Friday, July 31, 2009

Natural Law and Government Health Insurance

1. Bureaucrats in the federal government aren't going to take as good care of your health as you and your personal doctor, unmolested by federal interference, would do. The government will waste much more of the wealth inserted into this system than the private sector would. It's wrong to overlook these things and to nationalize the health care system. They are so as a matter of natural law.

2. Outside of contracts, there is only one positive right: the right of the innocent in dire straits in your local community or vicinity to be given simple assistance. Other innocents in dire straits in more geographically and socially distant locations have much less claim to your assistance, but they have some. It diminishes as we move outward until the duty is gone at some distance.

This point of view is treated with contempt by libertarians who think that even your good neighbor who, through no fault of his own, lies badly injured before you has no right to your administering first aid, calling an ambulance, or any other action. The libertarian will agree that you would be rightly branded as callous, mean and wicked; but he balks when it comes to the question, "Did your neighbor have a right to your help?" But the fact is that you would have done wrong by your neighbor and he would have had a right to simple assistance. The censure may be appropriate punishment, but it is punishment for wrongdoing and all wrongdoing violates another's rights.

This position also angers leftists, who believe that you ought to have your wealth redistributed to the destitute, no matter what their social and geographical distance to you. At least libertarians are respectable. Leftists, on the other hand, are rich and give little to the poor, even while maintaining that it is a strict duty to redistribute the wealth. They oughtn't to be taken seriously, especially since there is not a single good argument for their strange position.
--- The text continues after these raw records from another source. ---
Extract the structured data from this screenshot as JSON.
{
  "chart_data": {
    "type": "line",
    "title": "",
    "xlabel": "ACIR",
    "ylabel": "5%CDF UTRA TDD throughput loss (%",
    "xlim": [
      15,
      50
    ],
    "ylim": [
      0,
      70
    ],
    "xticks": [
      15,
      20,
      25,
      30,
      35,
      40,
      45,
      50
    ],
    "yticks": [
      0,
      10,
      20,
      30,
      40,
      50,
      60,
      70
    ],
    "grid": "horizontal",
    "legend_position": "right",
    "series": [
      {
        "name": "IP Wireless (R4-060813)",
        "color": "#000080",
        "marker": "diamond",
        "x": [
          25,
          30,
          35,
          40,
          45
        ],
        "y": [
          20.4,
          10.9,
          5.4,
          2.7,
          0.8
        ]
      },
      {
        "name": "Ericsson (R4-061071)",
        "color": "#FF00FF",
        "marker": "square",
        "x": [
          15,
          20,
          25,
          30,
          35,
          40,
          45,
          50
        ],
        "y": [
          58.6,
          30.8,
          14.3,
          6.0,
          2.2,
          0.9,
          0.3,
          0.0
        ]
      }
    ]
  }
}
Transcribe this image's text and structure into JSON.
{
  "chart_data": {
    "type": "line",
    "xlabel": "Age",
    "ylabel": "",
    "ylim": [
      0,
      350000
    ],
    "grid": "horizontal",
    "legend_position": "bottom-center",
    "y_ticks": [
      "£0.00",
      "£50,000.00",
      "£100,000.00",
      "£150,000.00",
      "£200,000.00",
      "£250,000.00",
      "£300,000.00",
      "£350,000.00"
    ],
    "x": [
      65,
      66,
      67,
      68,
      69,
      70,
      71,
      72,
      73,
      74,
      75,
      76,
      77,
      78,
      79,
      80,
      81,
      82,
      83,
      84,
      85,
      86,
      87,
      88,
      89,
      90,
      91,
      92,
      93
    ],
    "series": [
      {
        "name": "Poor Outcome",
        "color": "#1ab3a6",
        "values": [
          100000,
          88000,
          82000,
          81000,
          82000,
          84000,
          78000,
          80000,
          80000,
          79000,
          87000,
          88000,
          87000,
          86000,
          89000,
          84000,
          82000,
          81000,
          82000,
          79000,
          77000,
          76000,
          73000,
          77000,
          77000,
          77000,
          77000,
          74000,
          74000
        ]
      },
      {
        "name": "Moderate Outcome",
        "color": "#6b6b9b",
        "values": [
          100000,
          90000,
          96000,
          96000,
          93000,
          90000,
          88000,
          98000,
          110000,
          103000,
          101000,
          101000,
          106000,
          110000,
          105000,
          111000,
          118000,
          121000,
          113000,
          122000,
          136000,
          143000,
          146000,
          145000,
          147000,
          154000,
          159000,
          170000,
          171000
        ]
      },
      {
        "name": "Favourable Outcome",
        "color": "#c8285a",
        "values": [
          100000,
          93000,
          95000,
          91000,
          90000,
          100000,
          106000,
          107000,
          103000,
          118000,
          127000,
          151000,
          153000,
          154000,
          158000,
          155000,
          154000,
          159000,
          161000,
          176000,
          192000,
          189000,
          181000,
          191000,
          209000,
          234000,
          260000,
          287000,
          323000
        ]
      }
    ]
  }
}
But I digress. The point is that #2 is correct and it reflects natural law. The alternatives do not and are not correct.

3. When forced to pay a fixed fee for unrestricted access to a good by a large national government, people will be unrestrained in their use of the good and the system will go bankrupt unless the fee is raised very high or the access severely restricted. The fee will be lower and the access less restricted if the good is provided by the free market at prices set by market forces. It is wrong to overlook this and cause our society to switch from private to public provision of goods. This is so as a matter of natural law.

Morality has contours impressed upon it by its conformation to human nature. There may be other moralities on other planets for other species of people with other natures. Not everything goes, as the meanings of "right" and "wrong" are not utterly ambiguous. But there is some flexibility to these terms across species and, within species, across societies. Yet within any given species, constraints of its nature obtain, rendering certain moral stances untenable. Foolishly running against human nature usually results in calamity. Nor is it that the fool's morality - his communism or what have you - better while we are by nature unable to attain to it. It is not better. It is wrong. It may be right for a species of people with utterly different motivations but it is not right for us.

Yet the lust for power renders one able to fool the foolish and hoodwink the ignorant. Human nature gives us constraints on what is morally suitable for us but it unfortunately does not usually give us the wisdom to be able to maintain our values within those constraints unmolested by the power-hungry and their useful idiots. I can't prove that 1, 2, and 3 reflect natural law here. The proof is in the collective historical wisdom of a society, conserved against the odds and grasped only partially by any of its members, some more fully understanding it than others. If you are unaware of any reason to think that the big-government welfare state isn't made more likely to be disastrous and the free market more likely to produce flourishing by natural law, then you are an example of the imperfection of human nature when it comes to practical wisdom. As a result of this ignorance, innocents will die from having health care withheld from them by the government. And vast sums of wealth will be taken from those who rightfully own it against their will and put into the black hole of government.